The YMCA in downtown Kansas City, Kan., will remain open for a year with the help of Hollywood Casino revenue.
By KAREN DILLON
The Kansas City Star
Meanwhile, both Raytown and Independence also have been in negotiations with the YMCA but have not reached a resolution.
The YMCA and the Unified Government worked out a deal Thursday night that requires the Kansas City, Kan., government to pay $100,000 for operations of the facility for the next year.
The $100,000 will come from casino revenue that had been earmarked for the city’s parks and recreation department, said city spokesman Edwin Birch.
“The benefits of the casino, that revenue, helped us basically fill in a gap that we didn’t know was coming,” Birch said Friday.
The money will be used to pay for operations and possibly maintenance on the 8th Street Family YMCA, Birch said.

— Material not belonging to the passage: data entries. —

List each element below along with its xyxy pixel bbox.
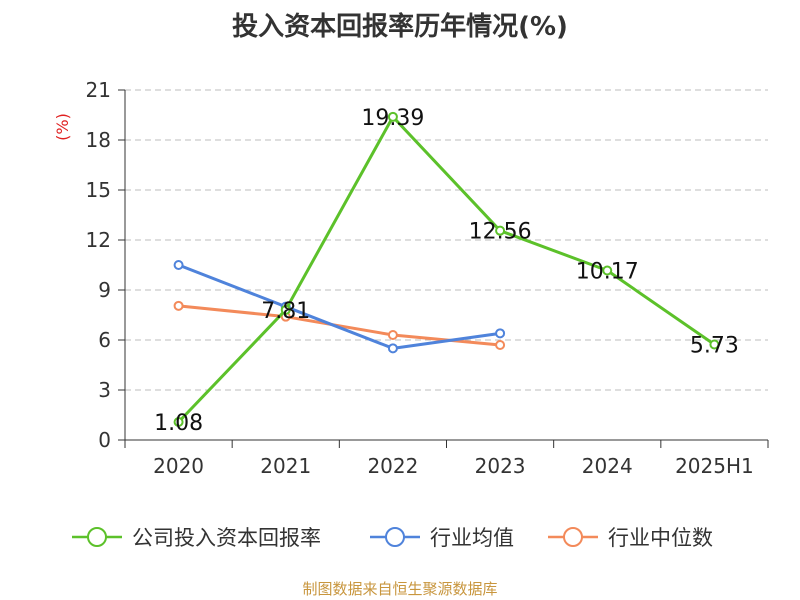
data-point	[709, 339, 720, 350]
legend-label: 公司投入资本回报率	[132, 526, 321, 550]
legend-marker	[385, 527, 405, 547]
data-point	[387, 111, 398, 122]
data-label: 10.17	[576, 260, 639, 285]
data-labels: 1.08 7.81 19.39 12.56 10.17 5.73	[154, 106, 739, 436]
legend-label: 行业均值	[430, 526, 514, 550]
series-lines	[173, 111, 720, 427]
data-point	[173, 417, 184, 427]
x-tick-label: 2021	[260, 454, 311, 478]
footer-source: 制图数据来自恒生聚源数据库	[302, 580, 498, 598]
data-point	[495, 225, 506, 236]
y-axis-label: (%)	[53, 113, 72, 141]
y-tick-label: 9	[98, 278, 111, 302]
legend-marker	[563, 527, 583, 547]
data-point	[173, 260, 184, 270]
data-point	[387, 330, 398, 340]
data-point	[495, 328, 506, 339]
legend-label: 行业中位数	[608, 526, 713, 550]
legend-marker	[87, 527, 107, 547]
series-line	[177, 115, 716, 424]
data-label: 19.39	[361, 106, 424, 131]
y-tick-label: 6	[98, 328, 111, 352]
x-tick-label: 2020	[153, 454, 204, 478]
x-tick-label: 2024	[582, 454, 633, 478]
chart-title: 投入资本回报率历年情况(%)	[232, 12, 568, 42]
series-line	[178, 263, 501, 350]
data-label: 7.81	[261, 299, 310, 324]
x-tick-label: 2022	[367, 454, 418, 478]
axes: 0 3 6 9 12 15 18 21 (%) 2020 2021 2022 2023 2024 2025H…	[53, 78, 769, 478]
data-point	[602, 265, 613, 276]
data-point	[387, 343, 398, 354]
y-tick-label: 18	[86, 128, 111, 152]
data-point	[173, 300, 184, 311]
y-tick-label: 15	[86, 178, 111, 202]
y-tick-label: 21	[86, 78, 111, 102]
y-tick-label: 3	[98, 378, 111, 402]
data-label: 1.08	[154, 411, 203, 436]
x-tick-label: 2025H1	[675, 454, 754, 478]
grid-lines	[125, 89, 768, 391]
y-tick-label: 0	[98, 428, 111, 452]
data-label: 12.56	[469, 220, 532, 245]
data-label: 5.73	[690, 334, 739, 359]
data-point	[280, 304, 291, 315]
y-tick-label: 12	[86, 228, 111, 252]
data-point	[495, 340, 506, 350]
legend: 公司投入资本回报率 行业均值 行业中位数	[72, 526, 713, 550]
x-tick-label: 2023	[475, 454, 526, 478]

It also buys the city a year, and by next April officials hope to have a plan that will keep the Y’s doors open.
“We are grateful to the Unified Government for their financial investment so that together we can continue to serve the Kansas City, Kan., community,” said David Byrd, president and CEO of the YMCA of Greater Kansas City.
Last month, the YMCA announced it was closing three facilities in Kansas City, Kan., Independence and Raytown next Friday. It also announced plans to build a new YMCA at 10th Street and Grand Boulevard in downtown Kansas City.
Independence is moving in a different direction, officials there said Friday.
The Independence school district had attempted to buy the city’s YMCA, but Y officials said the district’s offer was not close to fair market value, so the Y said it will put the building on the market.
Eric Urfer, director of the Independence parks department, said the city, along with the school district, can pick up some programs the Y offered.
The parks department already offered similar programs at its three recreation centers. In addition, the city already planned to build a new general-purpose aerobic fitness area later this year. The completion date has been moved up.
The school district just renovated the Henley Aquatic Center and has expanded its hours and programs to accommodate members of the Y.
Questions remain in Raytown.
The Y acknowledged that its membership had declined to 1,000 from 2,000, resulting in $2.1 million in deferred maintenance.
Raytown officials said the Y wanted assurances that the city would take care of that maintenance, but the city did not think that was reasonable, said city spokeswoman Brenda Gustafson.
The city asked the Y to give it six months to see what its citizens wanted to do, but the Y said it could not afford to wait. In addition, the Y suggested the city subsidize memberships at a cost of several hundred thousand dollars over five years, Gustafson said.